Sorry kids. It’s going to be on the exam. The discussion over the California prison sterilizations continues. Today, the Huffington Post carries a compassionate and well-informed historical essay by Alexandra Stern, who Genotopia readers know as a distinguished historian of eugenics and genetic counseling. “Many of the stereotypes that fueled 20th century sterilization abuse remain in vogue today,” she points out.
Dr. James Heinrich, who performed tubal ligations of women in prisons, stated that this practice saved the state money because his involuntary clients were likely to have “unwanted children as they procreated more.” Such a callous attitude could have been uttered by superintendents in the 1930s, who worried about the economic burden of “defectives,” or by the obstetrician at USC/LA County who purportedly spoke to his staff about “how low we can cut the birth rate of the Negro and Mexican populations in Los Angeles County.”
She concludes, “It is time to break the cycle of reproductive injustice in California, and to challenge the continuing potency of eugenic rationales of cost-saving and societal betterment that have undergirded compulsory or unauthorized sterilizations. The 21st century calls for a new era of human rights, institutional oversight, and the protection of vulnerable populations.” I should also point out the two excellent posts on the California sterilization fiasco over at Nursing Clio, one by Tina Kibbe, the other by Adam Turner.
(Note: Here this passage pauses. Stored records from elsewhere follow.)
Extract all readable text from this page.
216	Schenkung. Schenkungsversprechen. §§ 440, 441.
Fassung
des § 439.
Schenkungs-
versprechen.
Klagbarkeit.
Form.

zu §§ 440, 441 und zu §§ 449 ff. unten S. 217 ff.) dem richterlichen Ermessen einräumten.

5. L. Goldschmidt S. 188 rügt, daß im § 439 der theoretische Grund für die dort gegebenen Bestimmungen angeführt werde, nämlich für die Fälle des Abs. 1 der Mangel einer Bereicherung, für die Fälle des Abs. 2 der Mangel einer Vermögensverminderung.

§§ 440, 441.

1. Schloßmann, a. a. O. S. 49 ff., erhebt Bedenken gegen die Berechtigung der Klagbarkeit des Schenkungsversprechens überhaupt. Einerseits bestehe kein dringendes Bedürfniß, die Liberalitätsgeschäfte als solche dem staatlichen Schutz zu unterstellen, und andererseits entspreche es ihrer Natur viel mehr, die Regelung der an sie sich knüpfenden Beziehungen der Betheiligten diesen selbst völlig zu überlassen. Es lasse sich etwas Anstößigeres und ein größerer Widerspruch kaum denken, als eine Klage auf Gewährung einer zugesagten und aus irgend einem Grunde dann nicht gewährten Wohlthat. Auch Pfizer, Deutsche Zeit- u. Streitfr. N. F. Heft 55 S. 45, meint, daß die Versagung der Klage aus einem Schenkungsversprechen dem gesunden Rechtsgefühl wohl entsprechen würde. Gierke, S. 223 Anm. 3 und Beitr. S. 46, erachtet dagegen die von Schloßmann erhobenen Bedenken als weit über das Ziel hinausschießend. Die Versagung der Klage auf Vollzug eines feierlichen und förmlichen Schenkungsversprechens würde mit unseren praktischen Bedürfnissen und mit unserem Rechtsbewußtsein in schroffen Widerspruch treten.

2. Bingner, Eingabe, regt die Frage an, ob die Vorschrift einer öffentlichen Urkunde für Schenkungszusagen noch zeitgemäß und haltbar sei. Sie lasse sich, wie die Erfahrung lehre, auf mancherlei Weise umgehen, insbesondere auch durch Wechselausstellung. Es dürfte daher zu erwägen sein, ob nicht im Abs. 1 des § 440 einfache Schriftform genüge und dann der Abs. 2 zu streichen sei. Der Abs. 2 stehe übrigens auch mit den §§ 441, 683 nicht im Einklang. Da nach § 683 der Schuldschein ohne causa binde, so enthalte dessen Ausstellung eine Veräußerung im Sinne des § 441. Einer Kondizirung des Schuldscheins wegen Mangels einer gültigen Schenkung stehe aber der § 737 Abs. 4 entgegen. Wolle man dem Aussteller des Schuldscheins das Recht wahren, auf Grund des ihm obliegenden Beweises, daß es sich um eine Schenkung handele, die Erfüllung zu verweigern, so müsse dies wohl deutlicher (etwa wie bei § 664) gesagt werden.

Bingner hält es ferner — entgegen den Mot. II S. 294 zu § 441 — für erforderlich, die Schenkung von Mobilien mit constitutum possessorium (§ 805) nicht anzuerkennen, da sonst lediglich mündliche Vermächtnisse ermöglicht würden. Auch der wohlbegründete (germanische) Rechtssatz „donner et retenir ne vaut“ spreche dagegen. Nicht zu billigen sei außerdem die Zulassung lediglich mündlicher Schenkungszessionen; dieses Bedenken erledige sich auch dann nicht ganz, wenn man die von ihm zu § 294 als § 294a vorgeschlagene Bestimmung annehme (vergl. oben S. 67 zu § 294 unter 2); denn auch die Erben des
At the other end of the country, North Carolina lawmakers are currently finalizing this year’s budget plan, and it includes $10M for victims of the state’s eugenic sterilization program, which reached its peak in the 1940s and 1950s. Claude Nash Herndon, a physician and medical geneticist who I feature in my book, was one of the leaders of the program. He was by all accounts a kind man and a good doctor. He also had the beliefs common to prosperous white people in the South in that period, and the paternalistic attitudes common to physicians then. The North Carolina sterilization program was a point of pride for the state. The definitive sources for this chilling story are the Winston-Salem Journal’s series of news articles “Against their Will,” and Johanna Schoen’s thorough, scholarly, and chilling account, Choice and Coercion.
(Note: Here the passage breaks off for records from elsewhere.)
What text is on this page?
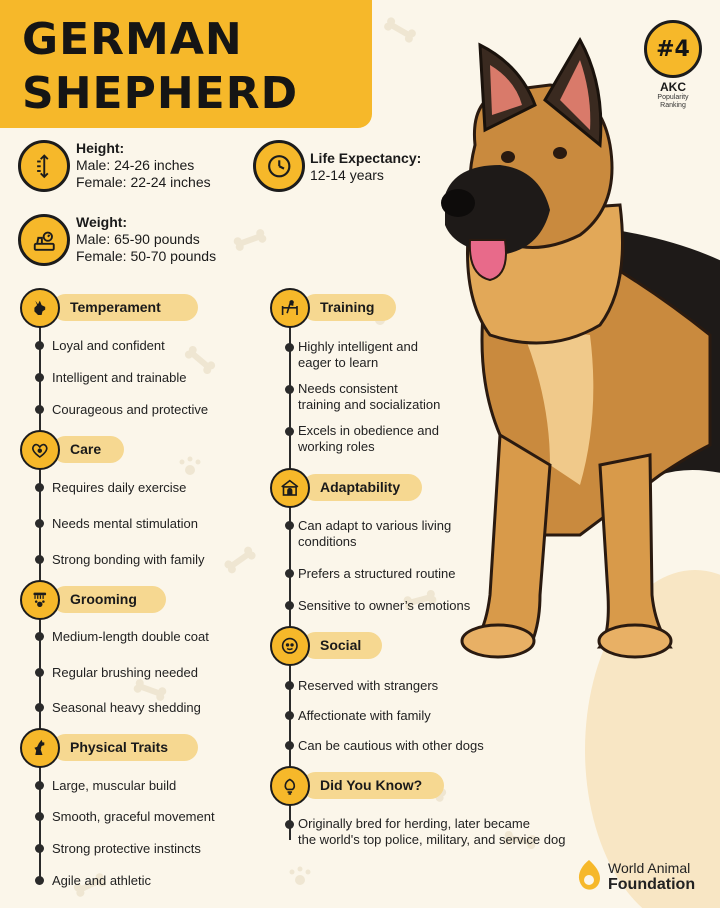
GERMAN
SHEPHERD
#4
AKC
Popularity
Ranking
Height:
Male: 24-26 inches
Female: 22-24 inches
Life Expectancy:
12-14 years
Weight:
Male: 65-90 pounds
Female: 50-70 pounds
Temperament
Loyal and confident
Intelligent and trainable
Courageous and protective
Care
Requires daily exercise
Needs mental stimulation
Strong bonding with family
Grooming
Medium-length double coat
Regular brushing needed
Seasonal heavy shedding
Physical Traits
Large, muscular build
Smooth, graceful movement
Strong protective instincts
Agile and athletic
Training
Highly intelligent and
eager to learn
Needs consistent
training and socialization
Excels in obedience and
working roles
Adaptability
Can adapt to various living
conditions
Prefers a structured routine
Sensitive to owner’s emotions
Social
Reserved with strangers
Affectionate with family
Can be cautious with other dogs
Did You Know?
Originally bred for herding, later became
the world's top police, military, and service dog
World Animal
Foundation
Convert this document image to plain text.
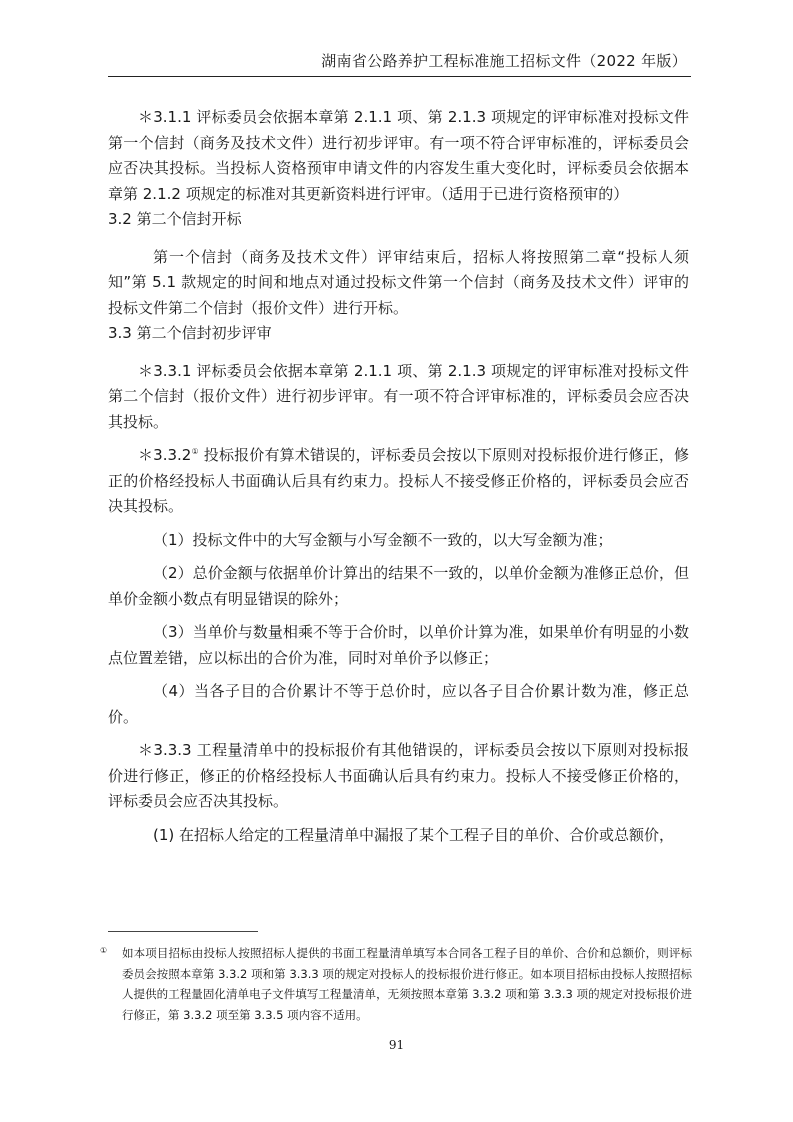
湖南省公路养护工程标准施工招标文件（2022 年版）

＊3.1.1 评标委员会依据本章第 2.1.1 项、第 2.1.3 项规定的评审标准对投标文件第一个信封（商务及技术文件）进行初步评审。有一项不符合评审标准的，评标委员会应否决其投标。当投标人资格预审申请文件的内容发生重大变化时，评标委员会依据本章第 2.1.2 项规定的标准对其更新资料进行评审。（适用于已进行资格预审的）

3.2 第二个信封开标

第一个信封（商务及技术文件）评审结束后，招标人将按照第二章“投标人须知”第 5.1 款规定的时间和地点对通过投标文件第一个信封（商务及技术文件）评审的投标文件第二个信封（报价文件）进行开标。

3.3 第二个信封初步评审

＊3.3.1 评标委员会依据本章第 2.1.1 项、第 2.1.3 项规定的评审标准对投标文件第二个信封（报价文件）进行初步评审。有一项不符合评审标准的，评标委员会应否决其投标。

＊3.3.2① 投标报价有算术错误的，评标委员会按以下原则对投标报价进行修正，修正的价格经投标人书面确认后具有约束力。投标人不接受修正价格的，评标委员会应否决其投标。

（1）投标文件中的大写金额与小写金额不一致的，以大写金额为准；

（2）总价金额与依据单价计算出的结果不一致的，以单价金额为准修正总价，但单价金额小数点有明显错误的除外；

（3）当单价与数量相乘不等于合价时，以单价计算为准，如果单价有明显的小数点位置差错，应以标出的合价为准，同时对单价予以修正；

（4）当各子目的合价累计不等于总价时，应以各子目合价累计数为准，修正总价。

＊3.3.3 工程量清单中的投标报价有其他错误的，评标委员会按以下原则对投标报价进行修正，修正的价格经投标人书面确认后具有约束力。投标人不接受修正价格的，评标委员会应否决其投标。

(1) 在招标人给定的工程量清单中漏报了某个工程子目的单价、合价或总额价，

①	如本项目招标由投标人按照招标人提供的书面工程量清单填写本合同各工程子目的单价、合价和总额价，则评标委员会按照本章第 3.3.2 项和第 3.3.3 项的规定对投标人的投标报价进行修正。如本项目招标由投标人按照招标人提供的工程量固化清单电子文件填写工程量清单，无须按照本章第 3.3.2 项和第 3.3.3 项的规定对投标报价进行修正，第 3.3.2 项至第 3.3.5 项内容不适用。
91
Debate of course rages about this program. Some say money won’t undo the damage, while others say hell yes, it will help. Some ask where the money is going to come from, while others ask why such a small sum is being set aside. There were an estimated 1,800 people sterilized against their will under the program. Tribtown.com shows that if 1,000 come forward with legitimate claims, they will receive $10,000 each. How do you put a price tag on your fertility? Some choose not to have children voluntarily, while for others the prospect of having children is one of the things that gives life meaning.
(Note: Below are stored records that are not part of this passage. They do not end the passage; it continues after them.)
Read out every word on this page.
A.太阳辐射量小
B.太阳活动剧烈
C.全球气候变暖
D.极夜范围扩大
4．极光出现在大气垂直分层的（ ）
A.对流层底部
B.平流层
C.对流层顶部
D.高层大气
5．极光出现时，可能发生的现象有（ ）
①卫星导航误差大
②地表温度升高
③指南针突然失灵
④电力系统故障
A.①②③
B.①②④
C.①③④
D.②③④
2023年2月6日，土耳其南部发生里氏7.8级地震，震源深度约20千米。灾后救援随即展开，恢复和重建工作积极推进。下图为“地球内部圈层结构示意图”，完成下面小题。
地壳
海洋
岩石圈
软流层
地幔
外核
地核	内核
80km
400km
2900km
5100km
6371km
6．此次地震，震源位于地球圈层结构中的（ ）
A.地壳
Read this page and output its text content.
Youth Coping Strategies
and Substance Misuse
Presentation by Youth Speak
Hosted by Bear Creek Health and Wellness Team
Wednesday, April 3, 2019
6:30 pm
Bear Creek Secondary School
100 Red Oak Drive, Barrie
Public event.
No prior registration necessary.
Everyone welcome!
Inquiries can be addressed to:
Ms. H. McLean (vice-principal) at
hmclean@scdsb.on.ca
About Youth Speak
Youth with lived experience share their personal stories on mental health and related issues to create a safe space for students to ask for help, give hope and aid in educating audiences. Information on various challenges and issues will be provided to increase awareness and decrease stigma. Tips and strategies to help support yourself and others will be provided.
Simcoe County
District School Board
I personally can never do the math of converting morality into money. But I do believe a cash settlement provides some compensation, gives the victims at least a small sense of justice, and exacts a penalty of public shaming–however late–on a governing body that could have known better.
Is public shaming a valid reason? Does that justify all this attention and money? You bet. Shame should never be used vindictively, but a proper sense of shame is an essential check on antisocial behavior. Aversion to shame is one of the things that ensures civility. Sadly, in the real world, that often involves money, difficult thought it may be to calculate the exchange rate.